Жизнь у них начиналась в атмосфере достаточно близкой, если иметь в виду безусловный для родителей того и другого приоритет высокой культуры, хотя в среде по тону разной настолько, насколько семейный уклад интеллигентного военного мог отличаться от обихода в доме знаменитого композитора, дружески общавшегося с Тургеневым, Островским или Рихардом Вагнером. Притом бросается в глаза одинаковый первый драматичный узел биографии: Врубель в трехлетием возрасте потерял мать; Серову не было пяти, когда он лишился отца. Доставшееся каждому полусиротство, несомненно, вплелось в характер погруженного в себя малолетнего «молчуна и философа» Врубеля и чрезвычайно замкнутого в детстве Серова, который крайне редко позволял матери «заглянуть в сокровенные уголки своей душевной жизни». И выходили из отъединенности они похоже: волной хлынувшего наружу артистизма, изобретательного, обильно подпитанного ресурсом присущих им обоим актерских и юмористических наклонностей.

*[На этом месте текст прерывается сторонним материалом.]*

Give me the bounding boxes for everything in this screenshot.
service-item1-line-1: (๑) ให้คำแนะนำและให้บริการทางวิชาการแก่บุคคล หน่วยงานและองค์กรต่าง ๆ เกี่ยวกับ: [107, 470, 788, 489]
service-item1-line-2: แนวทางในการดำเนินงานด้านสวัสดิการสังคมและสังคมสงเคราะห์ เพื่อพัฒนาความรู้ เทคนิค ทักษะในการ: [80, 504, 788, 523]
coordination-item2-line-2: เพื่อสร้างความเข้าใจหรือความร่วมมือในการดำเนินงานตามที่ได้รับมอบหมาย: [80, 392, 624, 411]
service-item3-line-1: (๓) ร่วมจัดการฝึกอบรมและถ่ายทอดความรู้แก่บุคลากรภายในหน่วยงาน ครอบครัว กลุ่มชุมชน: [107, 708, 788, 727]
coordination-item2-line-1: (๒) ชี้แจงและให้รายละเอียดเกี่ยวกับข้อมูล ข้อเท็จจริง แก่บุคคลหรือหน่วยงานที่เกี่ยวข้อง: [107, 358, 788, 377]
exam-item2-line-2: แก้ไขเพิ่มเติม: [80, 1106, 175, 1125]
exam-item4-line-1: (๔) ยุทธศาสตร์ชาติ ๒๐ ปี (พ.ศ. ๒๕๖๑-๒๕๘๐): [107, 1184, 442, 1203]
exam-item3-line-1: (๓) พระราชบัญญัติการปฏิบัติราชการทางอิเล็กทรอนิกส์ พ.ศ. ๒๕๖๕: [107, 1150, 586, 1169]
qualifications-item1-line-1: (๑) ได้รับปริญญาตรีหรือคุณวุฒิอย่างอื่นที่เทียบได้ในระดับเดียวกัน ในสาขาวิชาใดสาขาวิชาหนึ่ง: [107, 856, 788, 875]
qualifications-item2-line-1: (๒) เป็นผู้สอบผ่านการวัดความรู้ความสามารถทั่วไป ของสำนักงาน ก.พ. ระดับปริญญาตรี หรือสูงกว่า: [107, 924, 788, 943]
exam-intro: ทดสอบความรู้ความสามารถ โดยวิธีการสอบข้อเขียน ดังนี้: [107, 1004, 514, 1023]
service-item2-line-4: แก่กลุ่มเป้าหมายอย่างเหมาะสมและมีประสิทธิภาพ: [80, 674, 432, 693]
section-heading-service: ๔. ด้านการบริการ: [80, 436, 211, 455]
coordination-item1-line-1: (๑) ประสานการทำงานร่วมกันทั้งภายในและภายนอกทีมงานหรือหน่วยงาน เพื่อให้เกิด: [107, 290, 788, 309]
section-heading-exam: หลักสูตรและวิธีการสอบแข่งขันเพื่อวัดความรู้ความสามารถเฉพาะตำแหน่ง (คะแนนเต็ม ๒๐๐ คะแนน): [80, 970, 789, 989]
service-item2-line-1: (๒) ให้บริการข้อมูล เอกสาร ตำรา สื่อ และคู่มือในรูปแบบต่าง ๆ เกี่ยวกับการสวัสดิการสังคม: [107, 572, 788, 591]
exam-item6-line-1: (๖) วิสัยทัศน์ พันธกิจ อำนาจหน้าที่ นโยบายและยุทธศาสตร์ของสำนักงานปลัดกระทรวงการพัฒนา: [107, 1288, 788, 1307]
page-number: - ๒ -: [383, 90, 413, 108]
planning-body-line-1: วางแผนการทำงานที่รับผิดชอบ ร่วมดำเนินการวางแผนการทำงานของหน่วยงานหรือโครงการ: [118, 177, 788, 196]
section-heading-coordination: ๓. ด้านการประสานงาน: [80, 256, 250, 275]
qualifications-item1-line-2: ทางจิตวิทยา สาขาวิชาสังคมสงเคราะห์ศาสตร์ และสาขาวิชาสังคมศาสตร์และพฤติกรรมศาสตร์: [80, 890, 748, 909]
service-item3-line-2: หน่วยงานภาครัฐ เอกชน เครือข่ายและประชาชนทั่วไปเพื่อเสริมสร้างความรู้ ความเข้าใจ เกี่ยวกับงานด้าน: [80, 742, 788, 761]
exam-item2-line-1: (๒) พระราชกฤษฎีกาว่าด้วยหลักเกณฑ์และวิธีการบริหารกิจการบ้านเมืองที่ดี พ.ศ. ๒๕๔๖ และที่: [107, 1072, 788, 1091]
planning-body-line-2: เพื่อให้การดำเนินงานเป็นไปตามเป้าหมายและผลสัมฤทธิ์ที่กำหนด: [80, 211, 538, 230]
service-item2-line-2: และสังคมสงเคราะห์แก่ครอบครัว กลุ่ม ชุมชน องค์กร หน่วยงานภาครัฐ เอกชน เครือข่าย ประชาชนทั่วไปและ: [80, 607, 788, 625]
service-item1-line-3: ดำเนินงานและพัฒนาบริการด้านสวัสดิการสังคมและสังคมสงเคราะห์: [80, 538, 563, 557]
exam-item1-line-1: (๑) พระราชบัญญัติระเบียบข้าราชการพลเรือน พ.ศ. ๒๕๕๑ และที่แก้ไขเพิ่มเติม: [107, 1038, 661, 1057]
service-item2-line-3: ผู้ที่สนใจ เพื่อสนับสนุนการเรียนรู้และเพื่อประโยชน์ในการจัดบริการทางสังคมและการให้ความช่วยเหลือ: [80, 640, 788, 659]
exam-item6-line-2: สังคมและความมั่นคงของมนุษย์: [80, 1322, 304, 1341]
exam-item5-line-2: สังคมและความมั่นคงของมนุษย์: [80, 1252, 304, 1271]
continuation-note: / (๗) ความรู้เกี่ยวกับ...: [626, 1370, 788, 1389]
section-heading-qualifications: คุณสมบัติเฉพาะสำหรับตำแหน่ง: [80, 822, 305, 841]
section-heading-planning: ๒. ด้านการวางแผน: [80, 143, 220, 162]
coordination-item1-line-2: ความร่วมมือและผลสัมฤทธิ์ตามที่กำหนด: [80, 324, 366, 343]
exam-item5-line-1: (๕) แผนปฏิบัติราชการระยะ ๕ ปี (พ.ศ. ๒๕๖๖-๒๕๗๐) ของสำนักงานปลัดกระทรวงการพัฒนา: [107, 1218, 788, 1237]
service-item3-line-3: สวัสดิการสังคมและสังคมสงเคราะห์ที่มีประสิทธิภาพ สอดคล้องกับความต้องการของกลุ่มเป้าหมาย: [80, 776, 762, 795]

Ирония скептичного Серова хорошо известна, прекрасно читается в его рисунках к басням, отчетливо витает в массе его портретов. Насмешливо-саркастичный взгляд Врубеля заметен лишь в его словесных рассуждениях, в творчестве вроде бы не отображен. Однако были и у Врубеля шаржи, забавные рисунки, иногда известные по мемуарам (вроде самых первых, именно комических зарисовок, о которых упоминает сестра), почти целиком бесследно канувшие с ворохами совершенно не ценимых автором набросков, но в редких случаях все же кое-кем сохраненные. Сохранились они и от университетских дней, и от тоскливых месяцев послеуниверситетской службы в Военно-судном управлении (воинская повинность, увенчанная чином бомбардира запаса, она же последняя, из уважения к отцу, проба обжиться в юридическом ведомстве), и от периода молодой дружбы с Серовым, и от более поздних лет вплоть до карикатур, неожиданно вкрапленных в творчество самого черного, самого тяжкого финального этапа. Без юмора не жилось ни ипохондрику Серову, ни меланхолику Врубелю. Юмором от рождения до конца пути полны были оба.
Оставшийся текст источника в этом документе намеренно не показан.